It was previously shown that Foxp3 binding at the Il2 and Ifng promoters coincides with their deacetylation [24]. Here we provide the full molecular mechanism for HDAC-mediated suppression of Il2 and Ifng by Foxp3. We show that Foxp3 recruits class I HDACs to the promoters of Il2 and Ifng in a ProR-dependent, FKH-independent manner. Furthermore, we demonstrate that this Foxp3-mediated suppression of Il2 and Ifng in TH::Foxp3 cells is sensitive to inhibitors of class I HDACs or knockdown of class I HDACs. The fact that we were not able to define a specific interaction domain using co-immunoprecipitation of HDACs with Foxp3 mutants overexpressed in HEK293T cells implies a complex mode of interaction. Yet, we show using in vitro translated Foxp3 and bacterially-produced HDACs that class I HDACs interact directly with Foxp3. We propose that Foxp3 acts as a scaffold connecting DNA binding by its interaction partners to HDAC recruitment at promoters such as those of Il2 and Ifng. This in turn leads to suppression of gene expression by counteracting activation-induced histone hyperacetylation. This mechanism should not be confused with the proposed function of class II HDAC in the regulation of Foxp3 expression and TReg cell function [23, 51]. Whilst class I HDACs are known to deacetylate histones, class IIa HDACs are enzymatically inactive and act primarily through recruiting other proteins [52]. Whilst it has been proposed that class II HDACs in combination with the histone acetylase TIP-60 are involved in IL-2 suppression [23], their role in this process remains unclear. It appears that TIP-60 acetylates Foxp3 itself [23], which suggests an altogether more indirect effect on IL-2 expression.

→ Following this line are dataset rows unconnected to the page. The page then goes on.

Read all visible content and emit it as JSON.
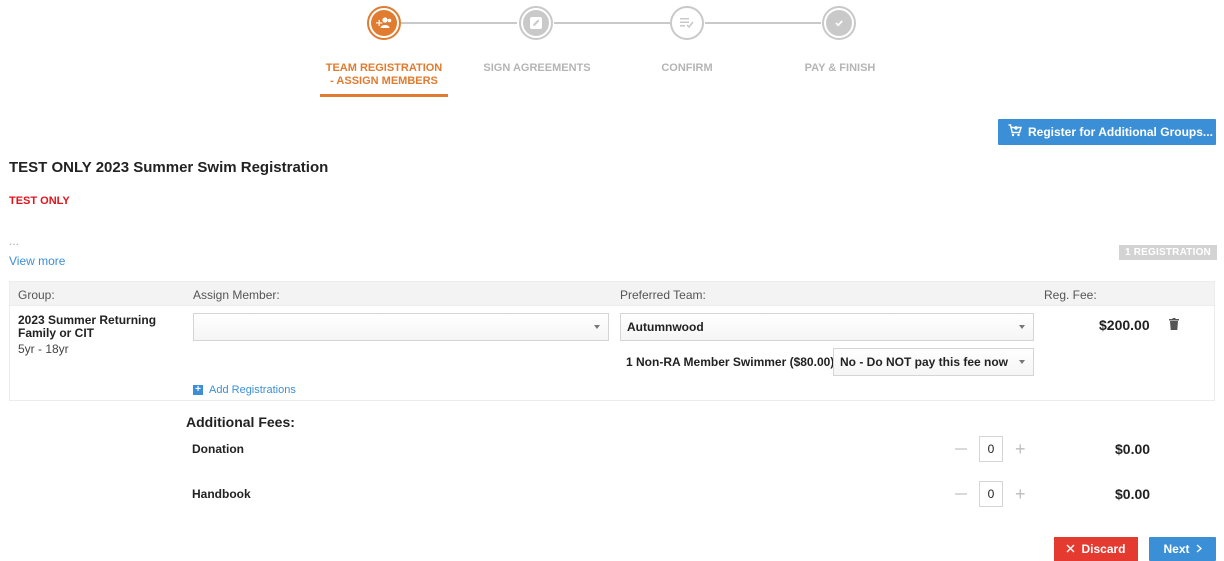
{
  "stepper": {
    "steps": [
      {
        "label": "TEAM REGISTRATION\n- ASSIGN MEMBERS",
        "line1": "TEAM REGISTRATION",
        "line2": "- ASSIGN MEMBERS",
        "icon": "add-users-icon",
        "active": true
      },
      {
        "label": "SIGN AGREEMENTS",
        "icon": "pen-square-icon",
        "active": false
      },
      {
        "label": "CONFIRM",
        "icon": "list-check-icon",
        "active": false
      },
      {
        "label": "PAY & FINISH",
        "icon": "check-circle-icon",
        "active": false
      }
    ]
  },
  "actions": {
    "register_additional_label": "Register for Additional Groups...",
    "discard_label": "Discard",
    "next_label": "Next"
  },
  "event": {
    "title": "TEST ONLY 2023 Summer Swim Registration",
    "tag": "TEST ONLY",
    "ellipsis": "...",
    "view_more": "View more",
    "registration_count": "1 REGISTRATION"
  },
  "table": {
    "headers": {
      "group": "Group:",
      "assign_member": "Assign Member:",
      "preferred_team": "Preferred Team:",
      "reg_fee": "Reg. Fee:"
    },
    "row": {
      "group_name": "2023 Summer Returning Family or CIT",
      "age_range": "5yr - 18yr",
      "assign_member_value": "",
      "preferred_team_value": "Autumnwood",
      "fee": "$200.00",
      "option_fee_label": "1 Non-RA Member Swimmer ($80.00)",
      "option_fee_value": "No - Do NOT pay this fee now",
      "add_registrations": "Add Registrations"
    }
  },
  "additional_fees": {
    "title": "Additional Fees:",
    "items": [
      {
        "name": "Donation",
        "qty": "0",
        "amount": "$0.00"
      },
      {
        "name": "Handbook",
        "qty": "0",
        "amount": "$0.00"
      }
    ]
  },
  "colors": {
    "accent": "#e07b2f",
    "primary": "#3b8fd6",
    "danger": "#e43a2f",
    "tag": "#e3121b"
  }
}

Unlike conventional CD4 helper T cells, TReg cells fail to remodel the Il2 proximal promoter to become accessible chromatin upon stimulation [53]. This suggests that Foxp3-induced deacetylation of the Il2 promoter is involved in establishing silent chromatin during TReg fate commitment. This establishment of epigenetic state is mimicked in TH::Foxp3 cells. We believe it is very likely that this mechanism of suppression is involved in the Foxp3-mediated suppression of many genes whose promoters would otherwise become hyperacetylated.
More broadly, Foxp3 may act as a bridge between any of its DNA-bound interaction partners (including AML1, c-Rel and AP-1) and other factors that modulate gene expression via chromatin modifications (eg HMTs, HATs, DNA demethylases). Foxp3 could thus affect the expression of a large number of genes. The fact that the promoters and enhancers of many Foxp3-regulated genes are not directly bound by Foxp3 [15, 17] suggests that, in many cases, this might be independent of Foxp3’s own DNA-binding abilities as we observe in the case of Il2 and Ifng.
Since many of the genes that are functionally important in TReg cells are also transiently induced upon activation of TH cells [15], we analysed the transcriptomes of cells rested after transduction with the Foxp3 constructs. Yet, it is clear that activation of TReg cells also changes their transcriptional profiles. Indeed, we observe this in the case of Il2 and Ifng where Foxp3 counteracts activation-induced hyperacetylation. Further transcriptomic studies will be required to fully elucidate the additional biologically important layer of complexity that is introduced by signalling through the TCR in vivo [54].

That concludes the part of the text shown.